|Object type||Aircraft component|
Societe des Moteurs Gnome et Rhone
|Place made||France: Paris|
First World War, 1914-1918
Gnome 50HP Rotary aircraft engine
Gnome 7 Omega, 50hp, 7-cylinder, single-row rotary air-cooled, poppet-valve. Bore/stroke 110 x 120mm. Vol. 488.5 cu ins. Direct R.H. tractor/L.H. pusher-drive. Engine is mounted on a metal stand. Two of the tappet rods were missing when machine was handed over to AWM in 1929. One cylinder is sectioned and was damaged during its period of storage.
This engine type was fitted to a number of early aircraft in use at Point Cook prior to and during the First World War, including the Bristol Boxkite and the Bleriot X1. An Air Board letter of 28/11/1929 states that this particular engine was "one of the first aircraft engines actually used in training machines at Point Cook during 1914 and 1915". (AWM File 748/4/5).
The engine type was also fitted to Avro 500 Type E, Es, Bristol Monoplane (1911), Nieuport monoplane, Royal Aircraft Factory B.E.3, B.E.4, and the F.E.2.

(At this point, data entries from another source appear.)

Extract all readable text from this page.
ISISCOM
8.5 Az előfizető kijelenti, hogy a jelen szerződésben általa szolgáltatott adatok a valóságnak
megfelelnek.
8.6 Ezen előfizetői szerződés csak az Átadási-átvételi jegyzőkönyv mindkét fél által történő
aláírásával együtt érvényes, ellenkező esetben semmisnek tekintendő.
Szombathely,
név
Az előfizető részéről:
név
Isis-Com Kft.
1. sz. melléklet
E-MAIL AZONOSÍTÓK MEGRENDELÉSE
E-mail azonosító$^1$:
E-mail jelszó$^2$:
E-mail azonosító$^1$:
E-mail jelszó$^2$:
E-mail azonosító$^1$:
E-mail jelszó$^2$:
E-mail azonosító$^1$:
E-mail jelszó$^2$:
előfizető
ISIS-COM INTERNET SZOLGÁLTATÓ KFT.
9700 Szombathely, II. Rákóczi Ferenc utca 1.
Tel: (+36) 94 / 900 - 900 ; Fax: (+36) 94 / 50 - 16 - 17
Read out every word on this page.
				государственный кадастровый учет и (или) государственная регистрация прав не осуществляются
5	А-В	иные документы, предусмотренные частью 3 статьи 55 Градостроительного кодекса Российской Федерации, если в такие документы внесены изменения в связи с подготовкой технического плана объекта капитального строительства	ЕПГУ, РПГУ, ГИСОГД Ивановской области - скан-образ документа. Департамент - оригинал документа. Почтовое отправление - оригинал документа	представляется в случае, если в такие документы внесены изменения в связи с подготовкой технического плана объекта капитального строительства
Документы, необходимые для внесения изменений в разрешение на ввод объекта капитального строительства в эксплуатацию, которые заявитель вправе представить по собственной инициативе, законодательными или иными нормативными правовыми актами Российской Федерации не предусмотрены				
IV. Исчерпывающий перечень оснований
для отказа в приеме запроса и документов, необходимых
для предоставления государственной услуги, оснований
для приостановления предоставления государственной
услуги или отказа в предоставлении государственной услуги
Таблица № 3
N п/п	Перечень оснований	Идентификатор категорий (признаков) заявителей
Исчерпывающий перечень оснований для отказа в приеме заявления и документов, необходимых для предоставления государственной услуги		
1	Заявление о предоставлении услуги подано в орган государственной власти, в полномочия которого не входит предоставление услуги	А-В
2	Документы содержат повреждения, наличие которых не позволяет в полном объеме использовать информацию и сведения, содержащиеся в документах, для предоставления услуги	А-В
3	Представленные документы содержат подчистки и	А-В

The Gnome rotary aero engine was made by the Societe Des Moteurs Gnome & Rhone in Paris. The origin of the name "Gnome" has long been in dispute. In an article published in the noted German aviation magazine Aerokurier in 1983, the writer stated that, in 1900 the French engineer brothers, Laurent and Louis Seguin began licence production of a single-cylinder, stationary internal combustion engine for industrial purposes, which had been originally developed by the German Engine Factory Oberursel. This small and successful engine was to replace the large and cumbersome steam engine as a source of power and was called the "Gnom" (a colloquial word signifying "dwarf"). The Seguins adopted the name in its French version for their own industrial engine and, when they began to design their highly successful series of rotary aero-engines in 1907, they adopted the name Gnome for them. It was natural that, when Germany appreciated the virtues of these engines, the firm Oberursel reversed the process and acquired the licence to build them and used them to considerable effect, notably in the early Fokker fighters.
The rotary engine operated on the principle of a fixed crankshaft with the cylinders and propellor revolving at high speed. Rotary engines had a good power-to-weight ratio but gyroscopic forces caused by the mass of the spinning cylinders caused handling problems. The oil system was a 'total loss' principle, which sprayed castor oil not only on the engine but also over the pilot if the engine was mounted at the front. Engine speed was regulated by a 'blip switch' operated by the pilot which could cut the ignition temporarily. Like all rotaries, it suffered from cooling problems and consequent distortion of the cylinders, particularly on their "downwind" side. Seguin used the French designed "obturator" ring on the cast-iron pistons, made in very thin brass or aluminium alloy, in an attempt to ensure gas-tightness, despite the cylinder distortion. It was not a very efficient or reliable system and the obturators were very fragile. These rings had a life of about fifteen hours flying and, when they broke, the pistons seized at once. nonetheless, it was a highly successful early aero engine design. Indeed, the journal 'Flight' stated in its 31 December 1910 edition that "...it not only worked satisfactorily but was at one time practically the only motor capable of developing the necessary power within the necessary limits of weight".